Mais hélas ! Le peuple congolais a continué à subir la pression tout au long de cette campagne électorale. Du début jusqu' à la fin, face à la boulimie du pouvoir, à l'intolérance politique, mais aussi à l'analphabétisme politique, manifestations incontestables de l'opportunisme et du clientélisme politiques pour les privilèges du pouvoir.

Le jeu a été en quelque sorte dénaturé par ces accrochages, cette escalade verbale ponctuée d'invectives et de violence qui s'est soldée par mort d'hommes. Du début jusqu'à la fin. Preuve que la campagne électorale n'a pas été honorable. Au contraire, elle s'est révélée brutale et ensanglantée.

Kinshasa, qui devrait servir de point de chute, a été privé de dernières heures de cette campagne tant la tension était à son comble. Il y a eu des accrochages, des tirs en l'air et à balles réelles. Conséquence : mort d'hommes et le bilan exact ne sera jamais connu. Cependant que l'autorité urbaine, à tort ou à raison, a décidé, sur le tard, l'interdiction de l'organisation des meetings et autres manifestations publiques sur toute l'étendue de la ville de Kinshasa. Une note négative et triste sur fond de laquelle les Kinois sont allés voter.

Inquiétante aussi d'autant que jusqu'au bout, les Congolais n'auront pas été rassurés de la crédibilité de l'organisation des élections. De l'audit du serveur central aux bureaux fictifs, vrais ou faux, le bras de fer a continué à exister, faisant ainsi le lit des contestations imminentes. L'on n'est pas encore sorti de l'auberge.

Le plus dur devant nous

C'est à partir de maintenant que l'on est en train de vivre les minutes cruciales, voire difficiles de ce processus électoral. Des minutes déterminantes visant à certifier la crédibilité et la transparence de ces élections. Mieux, de tout ce processus électoral. C'est la crédibilité de la CENI qui se joue en ces instants précis.

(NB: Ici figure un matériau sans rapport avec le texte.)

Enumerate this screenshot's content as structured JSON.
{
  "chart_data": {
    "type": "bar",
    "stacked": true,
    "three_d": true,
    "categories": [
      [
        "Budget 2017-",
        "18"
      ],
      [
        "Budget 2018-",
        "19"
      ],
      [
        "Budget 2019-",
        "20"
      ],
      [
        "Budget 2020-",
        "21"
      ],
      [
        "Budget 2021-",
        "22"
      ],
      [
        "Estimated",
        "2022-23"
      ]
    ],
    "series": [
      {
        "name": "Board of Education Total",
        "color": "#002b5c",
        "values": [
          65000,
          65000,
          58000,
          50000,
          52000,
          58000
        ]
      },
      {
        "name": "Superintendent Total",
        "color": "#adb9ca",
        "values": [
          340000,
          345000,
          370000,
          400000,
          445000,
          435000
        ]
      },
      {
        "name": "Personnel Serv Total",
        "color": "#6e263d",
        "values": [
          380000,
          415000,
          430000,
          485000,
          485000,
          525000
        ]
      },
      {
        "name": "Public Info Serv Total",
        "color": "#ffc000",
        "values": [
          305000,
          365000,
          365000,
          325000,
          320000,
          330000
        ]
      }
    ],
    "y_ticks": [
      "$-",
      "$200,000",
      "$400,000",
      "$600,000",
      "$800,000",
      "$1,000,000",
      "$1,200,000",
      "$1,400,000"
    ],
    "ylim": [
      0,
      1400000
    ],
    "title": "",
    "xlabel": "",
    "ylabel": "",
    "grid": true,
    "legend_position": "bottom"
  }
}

C'est même le sort de la République démocratique du Congo. Car, il suffit d'une déclaration inopportune autour de ces élections pour servir de déclic à des imprévisibles avec tous ces nerfs tendus. Surtout qu'aucun des candidats à la présidentielle n'a affiché une image rassurante de tolérance politique. Qu'aucune déclaration de tolérance politique, pourtant très attendue, les engageant et qui aurait joué à la décrispation n'a été faite. On ne sait deviner leurs vraies intentions. On ignore de quoi sera fait demain.

Demain, c'est la constitution de la majorité parlementaire, l'élection du futur bureau de l'Assemblée nationale, la mise en place du futur gouvernement. Encore des « joutes politiques » à même de porter un coup dur au « vote » du peuple congolais. Car, plus que jamais, l'avenir de ce pays réside dans l'existence des « institutions nationales dépersonnalisées ». Force est donc de tirer les leçons utiles de précédentes élections et du fonctionnement des institutions issues du scrutin de 2006.

Il ne reste plus qu'à demander aux acteurs politiques de respecter la « volonté réelle et naturelle » du peuple congolais. Dans la paix, le respect des résultats des urnes non falsifiés et la tolérance politique. Car demain, c'est déjà 2012, l'amorce d'une nouvelle aventure politique face aux grands défis, notamment l'émergence d'un Etat moderne, d'une Nation prospère et d'un peuple responsable.